String Quartet No.5 in c minor, Op.80
Antonio Bazzini (1818-1897) is that rare example of a complete musician. A concert virtuoso who at the height of his career in the mid 19th century was regarded as one of the greatest, if not the greatest, violinist before the public. Yet, he gave up his concert career to devote himself to composing, teaching and above to restoring the instrumental tradition, then in decline, in his native Italy. For several decades Bazzini, who was a fine conductor, devoted himself introducing the masterpieces of the Austrian and German repertoire to Italian audiences.

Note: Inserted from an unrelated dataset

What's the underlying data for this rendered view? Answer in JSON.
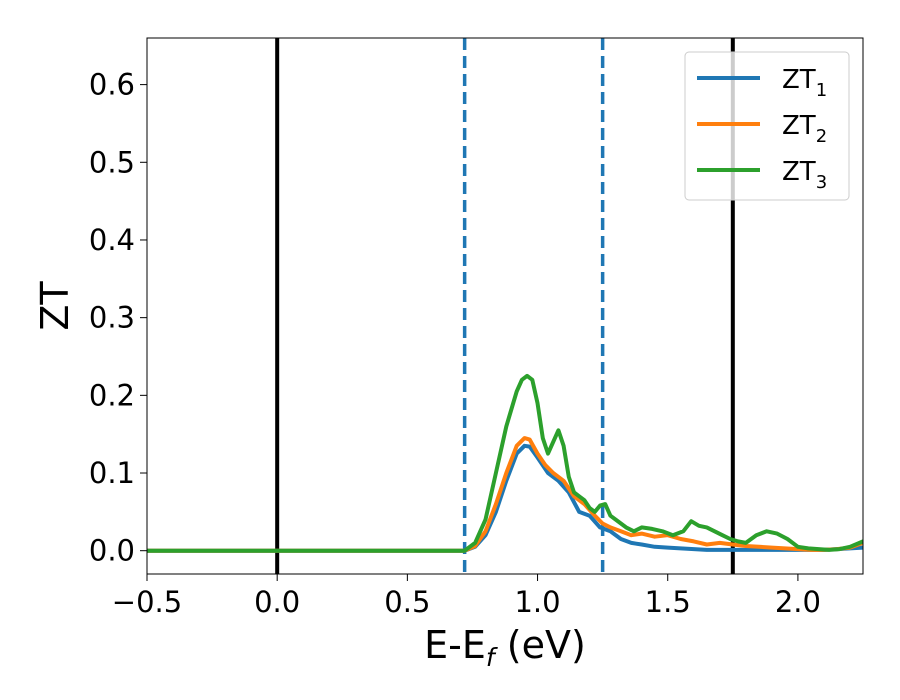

Sadly, today Bazzini is only remembered as the composer of the fiendishly difficult encore piece, Ronde des Lutins (Dance of the Goblins). Yet, in his time, Bazzini's chamber music and his operas were greatly esteemed. It was Paganini, the foremost virtuoso of his time, who encouraged the the young Bazzini to follow in his footsteps. Although he wrote a number of successful operas and greatly influenced Puccini, Bazzini's six string quartets were considered his finest works. The Fifth Quartet is his last published quartet. It dates from 1892. Wilhelm Altmann, perhaps the most respected chamber music critic of the 20th century, discussing the Fifth Quartet in his Handbuch für Streichquartettspieler (Handbook for String Quartet Players), describes it as follows:
It is well-crafted with outstanding quartet style and above all good to play. The first movement, Allegro appassionato is unusual in that the second theme is of greater interest than the opening subject. The lovely second movement, Andante, is a beautiful song without words complete with a gorgeous second theme. The very Italian Intermezzo which follows has considerable charm whilst the finale, Allegro agitato, is quite effective.
We are pleased to present this fine work which has been unavailable for more than a century. It deserves to be heard in concert and will be welcomed by both amateurs and professionals.